Le rendement des obligations japonaises à 10 ans atteint son plus haut niveau depuis 30 ans alors que les données de croissance sont décevantes

Milos Schmidt

Le rendement des obligations japonaises à 10 ans atteint son plus haut niveau depuis 30 ans alors que les données de croissance sont décevantes

Le rendement des obligations d’État japonaises à 10 ans a atteint lundi son plus haut niveau depuis 1996, alors que de nouvelles données montrent que la quatrième économie mondiale a connu une croissance beaucoup plus lente que prévu au deuxième trimestre.

Deux éléments de données sont entrés en collision à Tokyo à quelques heures d’intervalle.

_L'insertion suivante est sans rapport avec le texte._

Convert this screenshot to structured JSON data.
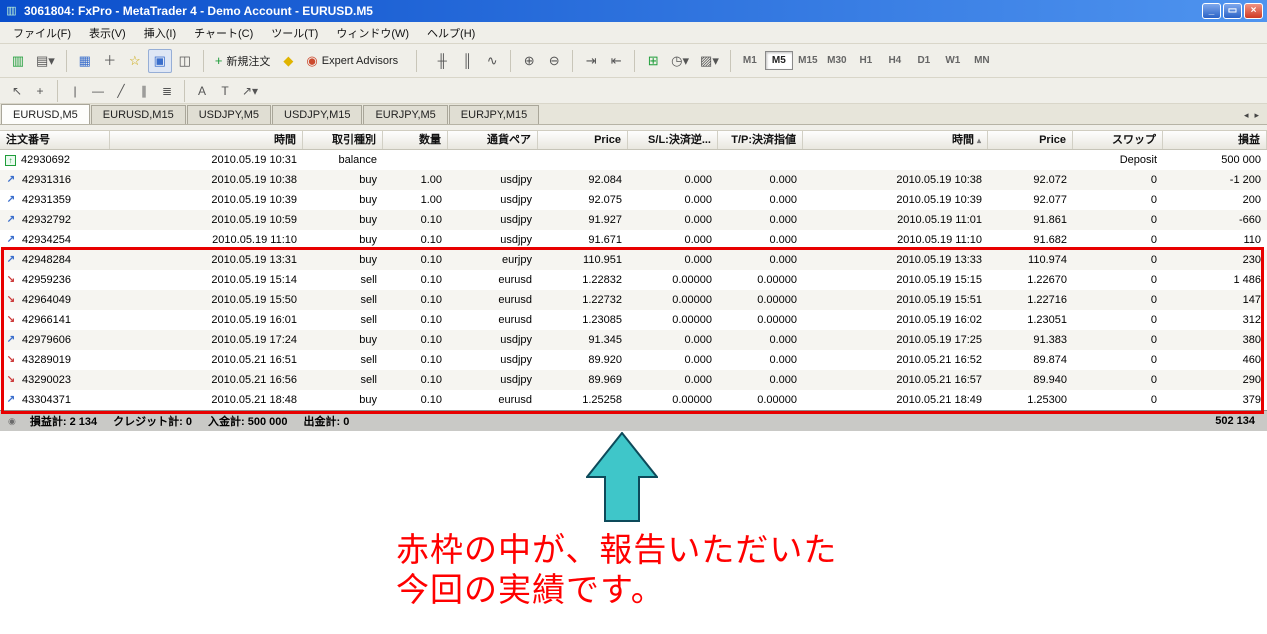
{
  "window": {
    "title": "3061804: FxPro - MetaTrader 4 - Demo Account - EURUSD.M5",
    "icon_glyph": "▥",
    "controls": {
      "minimize": "_",
      "restore": "▭",
      "close": "×"
    }
  },
  "menu": {
    "items": [
      "ファイル(F)",
      "表示(V)",
      "挿入(I)",
      "チャート(C)",
      "ツール(T)",
      "ウィンドウ(W)",
      "ヘルプ(H)"
    ]
  },
  "toolbar_main": {
    "buttons": [
      {
        "name": "new-chart-button",
        "glyph": "▥",
        "color": "#1f9d3a"
      },
      {
        "name": "profiles-button",
        "glyph": "▤▾"
      },
      {
        "separator": true
      },
      {
        "name": "market-watch-button",
        "glyph": "▦",
        "color": "#3a6ecc"
      },
      {
        "name": "data-window-button",
        "glyph": "＋"
      },
      {
        "name": "navigator-button",
        "glyph": "☆",
        "color": "#c8a400"
      },
      {
        "name": "terminal-button",
        "glyph": "▣",
        "color": "#3a6ecc",
        "pressed": true
      },
      {
        "name": "strategy-tester-button",
        "glyph": "◫"
      },
      {
        "separator": true
      },
      {
        "name": "new-order-button",
        "glyph": "+",
        "color": "#1f9d3a",
        "label": "新規注文"
      },
      {
        "name": "metaeditor-button",
        "glyph": "◆",
        "color": "#e0b400"
      },
      {
        "name": "expert-advisors-button",
        "glyph": "◉",
        "color": "#cc4a2e",
        "label": "Expert Advisors"
      },
      {
        "separator": true,
        "wide": true
      },
      {
        "name": "bar-chart-button",
        "glyph": "╫"
      },
      {
        "name": "candlestick-chart-button",
        "glyph": "║"
      },
      {
        "name": "line-chart-button",
        "glyph": "∿"
      },
      {
        "separator": true
      },
      {
        "name": "zoom-in-button",
        "glyph": "⊕"
      },
      {
        "name": "zoom-out-button",
        "glyph": "⊖"
      },
      {
        "separator": true
      },
      {
        "name": "auto-scroll-button",
        "glyph": "⇥"
      },
      {
        "name": "chart-shift-button",
        "glyph": "⇤"
      },
      {
        "separator": true
      },
      {
        "name": "indicators-button",
        "glyph": "⊞",
        "color": "#1f9d3a"
      },
      {
        "name": "periods-button",
        "glyph": "◷▾"
      },
      {
        "name": "templates-button",
        "glyph": "▨▾"
      },
      {
        "separator": true
      }
    ]
  },
  "timeframes": {
    "items": [
      "M1",
      "M5",
      "M15",
      "M30",
      "H1",
      "H4",
      "D1",
      "W1",
      "MN"
    ],
    "active": "M5"
  },
  "toolbar_drawing": {
    "buttons": [
      {
        "name": "cursor-button",
        "glyph": "↖"
      },
      {
        "name": "crosshair-button",
        "glyph": "+"
      },
      {
        "separator": true
      },
      {
        "name": "vertical-line-button",
        "glyph": "|"
      },
      {
        "name": "horizontal-line-button",
        "glyph": "—"
      },
      {
        "name": "trendline-button",
        "glyph": "╱"
      },
      {
        "name": "equidistant-channel-button",
        "glyph": "∥"
      },
      {
        "name": "fibonacci-button",
        "glyph": "≣"
      },
      {
        "separator": true
      },
      {
        "name": "text-button",
        "glyph": "A"
      },
      {
        "name": "text-label-button",
        "glyph": "T"
      },
      {
        "name": "arrow-tools-button",
        "glyph": "↗▾"
      }
    ]
  },
  "tabs": {
    "items": [
      "EURUSD,M5",
      "EURUSD,M15",
      "USDJPY,M5",
      "USDJPY,M15",
      "EURJPY,M5",
      "EURJPY,M15"
    ],
    "active_index": 0,
    "scroll_left": "◂",
    "scroll_right": "▸"
  },
  "icon_map": {
    "deposit-icon": {
      "glyph": "↑",
      "color": "#1f9d3a",
      "boxed": true
    },
    "buy-order-icon": {
      "glyph": "↗",
      "color": "#3a6ecc"
    },
    "sell-order-icon": {
      "glyph": "↘",
      "color": "#cc3a3a"
    }
  },
  "history": {
    "columns": [
      "注文番号",
      "時間",
      "取引種別",
      "数量",
      "通貨ペア",
      "Price",
      "S/L:決済逆...",
      "T/P:決済指値",
      "時間",
      "Price",
      "スワップ",
      "損益"
    ],
    "sorted_column_index": 8,
    "sort_glyph": "▴",
    "rows": [
      {
        "icon": "deposit-icon",
        "cells": [
          "42930692",
          "2010.05.19 10:31",
          "balance",
          "",
          "",
          "",
          "",
          "",
          "",
          "",
          "Deposit",
          "500 000"
        ]
      },
      {
        "icon": "buy-order-icon",
        "cells": [
          "42931316",
          "2010.05.19 10:38",
          "buy",
          "1.00",
          "usdjpy",
          "92.084",
          "0.000",
          "0.000",
          "2010.05.19 10:38",
          "92.072",
          "0",
          "-1 200"
        ]
      },
      {
        "icon": "buy-order-icon",
        "cells": [
          "42931359",
          "2010.05.19 10:39",
          "buy",
          "1.00",
          "usdjpy",
          "92.075",
          "0.000",
          "0.000",
          "2010.05.19 10:39",
          "92.077",
          "0",
          "200"
        ]
      },
      {
        "icon": "buy-order-icon",
        "cells": [
          "42932792",
          "2010.05.19 10:59",
          "buy",
          "0.10",
          "usdjpy",
          "91.927",
          "0.000",
          "0.000",
          "2010.05.19 11:01",
          "91.861",
          "0",
          "-660"
        ]
      },
      {
        "icon": "buy-order-icon",
        "cells": [
          "42934254",
          "2010.05.19 11:10",
          "buy",
          "0.10",
          "usdjpy",
          "91.671",
          "0.000",
          "0.000",
          "2010.05.19 11:10",
          "91.682",
          "0",
          "110"
        ]
      },
      {
        "icon": "buy-order-icon",
        "cells": [
          "42948284",
          "2010.05.19 13:31",
          "buy",
          "0.10",
          "eurjpy",
          "110.951",
          "0.000",
          "0.000",
          "2010.05.19 13:33",
          "110.974",
          "0",
          "230"
        ]
      },
      {
        "icon": "sell-order-icon",
        "cells": [
          "42959236",
          "2010.05.19 15:14",
          "sell",
          "0.10",
          "eurusd",
          "1.22832",
          "0.00000",
          "0.00000",
          "2010.05.19 15:15",
          "1.22670",
          "0",
          "1 486"
        ]
      },
      {
        "icon": "sell-order-icon",
        "cells": [
          "42964049",
          "2010.05.19 15:50",
          "sell",
          "0.10",
          "eurusd",
          "1.22732",
          "0.00000",
          "0.00000",
          "2010.05.19 15:51",
          "1.22716",
          "0",
          "147"
        ]
      },
      {
        "icon": "sell-order-icon",
        "cells": [
          "42966141",
          "2010.05.19 16:01",
          "sell",
          "0.10",
          "eurusd",
          "1.23085",
          "0.00000",
          "0.00000",
          "2010.05.19 16:02",
          "1.23051",
          "0",
          "312"
        ]
      },
      {
        "icon": "buy-order-icon",
        "cells": [
          "42979606",
          "2010.05.19 17:24",
          "buy",
          "0.10",
          "usdjpy",
          "91.345",
          "0.000",
          "0.000",
          "2010.05.19 17:25",
          "91.383",
          "0",
          "380"
        ]
      },
      {
        "icon": "sell-order-icon",
        "cells": [
          "43289019",
          "2010.05.21 16:51",
          "sell",
          "0.10",
          "usdjpy",
          "89.920",
          "0.000",
          "0.000",
          "2010.05.21 16:52",
          "89.874",
          "0",
          "460"
        ]
      },
      {
        "icon": "sell-order-icon",
        "cells": [
          "43290023",
          "2010.05.21 16:56",
          "sell",
          "0.10",
          "usdjpy",
          "89.969",
          "0.000",
          "0.000",
          "2010.05.21 16:57",
          "89.940",
          "0",
          "290"
        ]
      },
      {
        "icon": "buy-order-icon",
        "cells": [
          "43304371",
          "2010.05.21 18:48",
          "buy",
          "0.10",
          "eurusd",
          "1.25258",
          "0.00000",
          "0.00000",
          "2010.05.21 18:49",
          "1.25300",
          "0",
          "379"
        ]
      }
    ]
  },
  "highlight": {
    "color": "#e80000",
    "start_row_index": 5,
    "end_row_index": 12
  },
  "summary": {
    "status_glyph": "◉",
    "items": [
      {
        "label": "損益計:",
        "value": "2 134"
      },
      {
        "label": "クレジット計:",
        "value": "0"
      },
      {
        "label": "入金計:",
        "value": "500 000"
      },
      {
        "label": "出金計:",
        "value": "0"
      }
    ],
    "balance": "502 134"
  },
  "annotation": {
    "lines": [
      "赤枠の中が、報告いただいた",
      "今回の実績です。"
    ],
    "color": "#ff0000",
    "arrow_fill": "#3fc6c9",
    "arrow_stroke": "#0d4a5a"
  }
}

Les investisseurs obligataires ont poussé le rendement des obligations d’État japonaises à 10 ans à un sommet de trois décennies avant que le gouvernement n’annonce que la croissance avait atteint à peine la moitié du rythme prévu par les économistes, une paire qui en dit long sur ce qui motive réellement les marchés japonais en ce moment.

L’économie a progressé à un taux annualisé de 1,1% au deuxième trimestre, selon les données du Cabinet Office, bien en dessous des prévisions de 2,0% et en baisse par rapport au rythme révisé à la baisse de 1,9% au premier trimestre.

En rythme trimestriel, le PIB n’a augmenté que de 0,3% contre une prévision de 0,5%, marquant une troisième expansion consécutive. La consommation privée est restée stable et les dépenses en capital ont chuté de 1,2%, tandis que les exportations nettes, aidées par la faiblesse du yen, ont ajouté 0,5 point de pourcentage à la croissance.

Le rendement du JGB à 10 ans a touché 2,93% plus tôt dans la journée, son plus haut niveau depuis septembre 1996, avant de se détendre légèrement une fois les chiffres du PIB tombés.

L’écart entre la faiblesse de la croissance et la hausse des rendements obligataires contribue à expliquer ce qui fait bouger actuellement les obligations japonaises : non pas la croissance, mais l’inflation et la monnaie.

Le déflateur du PIB a augmenté de 2,6% sur un an, et les traders parient de plus en plus que la Banque du Japon relèvera son taux directeur, actuellement à 1% et déjà à son plus haut niveau depuis trois décennies, dès septembre pour contenir l’inflation et soutenir le yen.

Tokyo et Washington ont dépensé des milliards pour défendre le yen

Le yen a chuté à 163,73 pour un dollar fin juillet, son plus bas niveau depuis environ quatre décennies, incitant le Japon et les États-Unis à procéder à leur première intervention monétaire commune depuis 2011.

Le Japon a déployé un montant estimé à 85 milliards de dollars (73,3 milliards d’euros) au cours des deux premiers jours seulement, tandis que l’intervention américaine a été bien moindre, selon Goldman Sachs.

L’opération a ramené le yen aux alentours de 159 pour un dollar américain.

Il existe actuellement un large écart entre les taux d’intérêt japonais et américains, le taux de référence de la Réserve fédérale se situant toujours entre 3,50 % et 3,75 %. La réunion de septembre de la Banque du Japon est considérée comme le prochain test pour savoir si la reprise de la monnaie peut perdurer.

Le marché obligataire japonais compte bien au-delà de Tokyo en raison du portage du yen, dans lequel les investisseurs empruntent à bas prix en yens pour financer leurs achats d’actifs à plus haut rendement à l’étranger, depuis les bons du Trésor américain jusqu’à la dette des marchés émergents.

La hausse des rendements japonais érode la rentabilité de ce commerce et peut forcer un dénouement rapide, comme cela s’est produit en août 2024, lorsqu’une hausse des taux de la Banque du Japon combinée à de faibles données sur l’emploi aux États-Unis a fait chuter le Nikkei de plus de 12 % en une seule séance et a fait chuter d’environ 3 % le S&P 500.

Alors que les rendements des obligations japonaises atteignent leur plus haut niveau depuis trois décennies et que de nouveaux resserrements sont encore attendus, les analystes affirment que les conditions d’un choc similaire n’ont pas disparu.